The Booster

So, I’m now an employee of Edinburgh International Film Festival — it seems I’ll be doing some writing for the catalogue, and I’ve viewed a hundred or so films submitted to the fest. Submissions editors see a lot of junk, but we also see some really good stuff. The assumption might be that the really hot ticket films are ones a festival has to pursue, not ones submitted on spec by filmmakers hungry for exposure, but in fact submissions are often where the next hot-ticket indies are discovered. I saw some very good stuff — none of which I can discuss at present.

This means that anything I say about the Festival from now on can be seen in a slightly different light — I’m no longer just a fan of the thing. Still, I hope I can maintain a degree of integrity and independence if I review anything during Festival time, but I might have to be careful of that — a policy of accentuate the positive, whereby I write honestly about films I like and leave out the others, might be best. Unless I get really cross about something, in which case I’ll still bite my tongue until after it’s screened to the public.

But with Chris Fujiwara in charge, I’m really not sure there’s much to worry about.

This year’s opening film is William Friedkin’s second collaboration (after the creepy BUG) with playwright/screenwriter Tracy Letts — KILLER JOE. Friedkin is expected to attend, which ought to be interesting to say the least.

The retrospective, the thing which ties a festival together in my view (and which was sadly missed last year), is about Shinji Somai, about whom I know NOTHING — so I’m very excited.

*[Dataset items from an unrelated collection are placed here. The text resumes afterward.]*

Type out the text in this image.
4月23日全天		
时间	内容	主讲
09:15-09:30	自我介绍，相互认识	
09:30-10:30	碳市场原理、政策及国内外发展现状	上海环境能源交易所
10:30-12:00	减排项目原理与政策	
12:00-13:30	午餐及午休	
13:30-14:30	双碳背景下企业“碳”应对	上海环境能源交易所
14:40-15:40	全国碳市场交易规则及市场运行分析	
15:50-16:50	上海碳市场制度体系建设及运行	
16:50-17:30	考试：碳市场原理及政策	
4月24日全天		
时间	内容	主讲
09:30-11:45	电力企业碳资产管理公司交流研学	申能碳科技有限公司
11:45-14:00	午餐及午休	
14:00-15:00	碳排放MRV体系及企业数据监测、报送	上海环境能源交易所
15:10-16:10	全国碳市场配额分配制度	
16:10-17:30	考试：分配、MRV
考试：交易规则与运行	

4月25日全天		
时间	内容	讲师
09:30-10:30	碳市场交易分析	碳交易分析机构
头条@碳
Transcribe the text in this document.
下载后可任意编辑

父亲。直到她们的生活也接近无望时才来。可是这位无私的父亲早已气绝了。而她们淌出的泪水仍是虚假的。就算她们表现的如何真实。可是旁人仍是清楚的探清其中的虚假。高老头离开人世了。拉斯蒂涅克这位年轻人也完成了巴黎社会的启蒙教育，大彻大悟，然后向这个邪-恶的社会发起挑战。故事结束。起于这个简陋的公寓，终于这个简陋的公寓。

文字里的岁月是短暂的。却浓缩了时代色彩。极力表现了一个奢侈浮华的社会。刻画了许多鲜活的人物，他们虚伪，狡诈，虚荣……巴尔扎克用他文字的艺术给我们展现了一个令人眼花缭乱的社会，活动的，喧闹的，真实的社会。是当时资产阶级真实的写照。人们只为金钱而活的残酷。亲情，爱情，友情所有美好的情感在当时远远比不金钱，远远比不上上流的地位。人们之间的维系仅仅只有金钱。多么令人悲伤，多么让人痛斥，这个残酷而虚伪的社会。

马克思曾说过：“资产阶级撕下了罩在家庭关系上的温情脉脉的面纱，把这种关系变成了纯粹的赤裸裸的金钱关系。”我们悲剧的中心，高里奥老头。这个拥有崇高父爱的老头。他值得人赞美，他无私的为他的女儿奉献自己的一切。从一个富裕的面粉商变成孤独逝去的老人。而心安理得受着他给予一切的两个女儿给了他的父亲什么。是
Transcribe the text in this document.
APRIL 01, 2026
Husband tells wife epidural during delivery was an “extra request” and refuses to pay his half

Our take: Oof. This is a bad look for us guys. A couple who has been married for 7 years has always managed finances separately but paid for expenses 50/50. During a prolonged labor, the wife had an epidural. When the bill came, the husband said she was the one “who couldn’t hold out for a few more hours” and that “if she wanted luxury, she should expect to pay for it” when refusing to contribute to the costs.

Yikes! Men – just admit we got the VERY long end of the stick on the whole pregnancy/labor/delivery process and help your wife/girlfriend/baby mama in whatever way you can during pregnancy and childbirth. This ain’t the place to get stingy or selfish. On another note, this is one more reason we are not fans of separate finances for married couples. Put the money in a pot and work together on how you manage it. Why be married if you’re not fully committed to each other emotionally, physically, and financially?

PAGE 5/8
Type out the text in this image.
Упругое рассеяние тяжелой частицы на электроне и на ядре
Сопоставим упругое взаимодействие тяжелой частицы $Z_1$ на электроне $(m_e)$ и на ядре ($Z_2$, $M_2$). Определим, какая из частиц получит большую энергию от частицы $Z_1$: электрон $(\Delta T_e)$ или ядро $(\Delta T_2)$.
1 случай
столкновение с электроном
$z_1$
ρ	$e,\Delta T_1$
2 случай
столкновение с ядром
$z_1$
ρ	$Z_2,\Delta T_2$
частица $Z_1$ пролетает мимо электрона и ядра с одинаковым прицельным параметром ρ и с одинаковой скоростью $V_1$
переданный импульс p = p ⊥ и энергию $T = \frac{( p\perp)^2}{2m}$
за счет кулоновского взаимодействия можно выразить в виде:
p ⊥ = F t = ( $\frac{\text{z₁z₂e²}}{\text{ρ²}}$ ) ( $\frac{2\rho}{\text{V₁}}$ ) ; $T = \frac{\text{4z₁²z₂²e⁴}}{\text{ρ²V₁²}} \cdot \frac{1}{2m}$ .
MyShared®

Chris Fujiwara:  “Shinji Somai is one of the most personal and original Japanese filmmakers, and a master whose work has been almost completely neglected outsideJapan. Just over ten years after his passing, I believe the time is right for Somai. Audiences and critics will be amazed by what they discover in this body of work, which I’m delighted to bring to theUK.”

And the closing film is delightfully apt, given Pixar’s long friendly realtionship with Edinburgh, and given the Scottish subject of their new movie —


7 Responses to “The Booster”

  1. david wingrove Says:

    What the Festival needs is someone who has…

    A boundless knowledge of and enthusiasm for films

    B some basic skills at people management

    Judging from past experience, such a person is hard to find.

    David, why don’t you go for the job?!

  2. I sincerely hope the Friedkin experience hasn’t scarred the lovely Emile

  3. david wingrove Says:

    William Friedkin tends to scar a lot of people…the audience included.

    Even Jeanne Moreau seems to have found him a bit daunting after a while!

  4. I don’t know where you find the time — casually noting that you watched a hundred films for this project alone! The catalog should certainly make fine reading.

    I’ve had one of Somai’s films — the 1985 Typhoon Club — on my seek-it-out list for the longest time, but I’ve never found a screening or DVD with English subtitles.

    And à propos of the closing film, for some reason it’s startling to realize that Billy Connolly turns 70 this year.

  5. Well, I don’t know if it was a hundred… possibly more like forty. One thing I didn’t have time to do was count them… Next up, I’ll be writing a few blurbs for the brochure and catalogue.

    Hoping to have a Friedkin experience myself, as long as he doesn’t read some of the things I’ve written about him…

  6. Apparently, when Rules of Engagement came out, Friedkin was fond of quoting from British news cuttings he carried around to “prove” that the film wasn’t right-wing reactionary propaganda. The newspaper concerned: The Sun, published by Rupert Murdoch.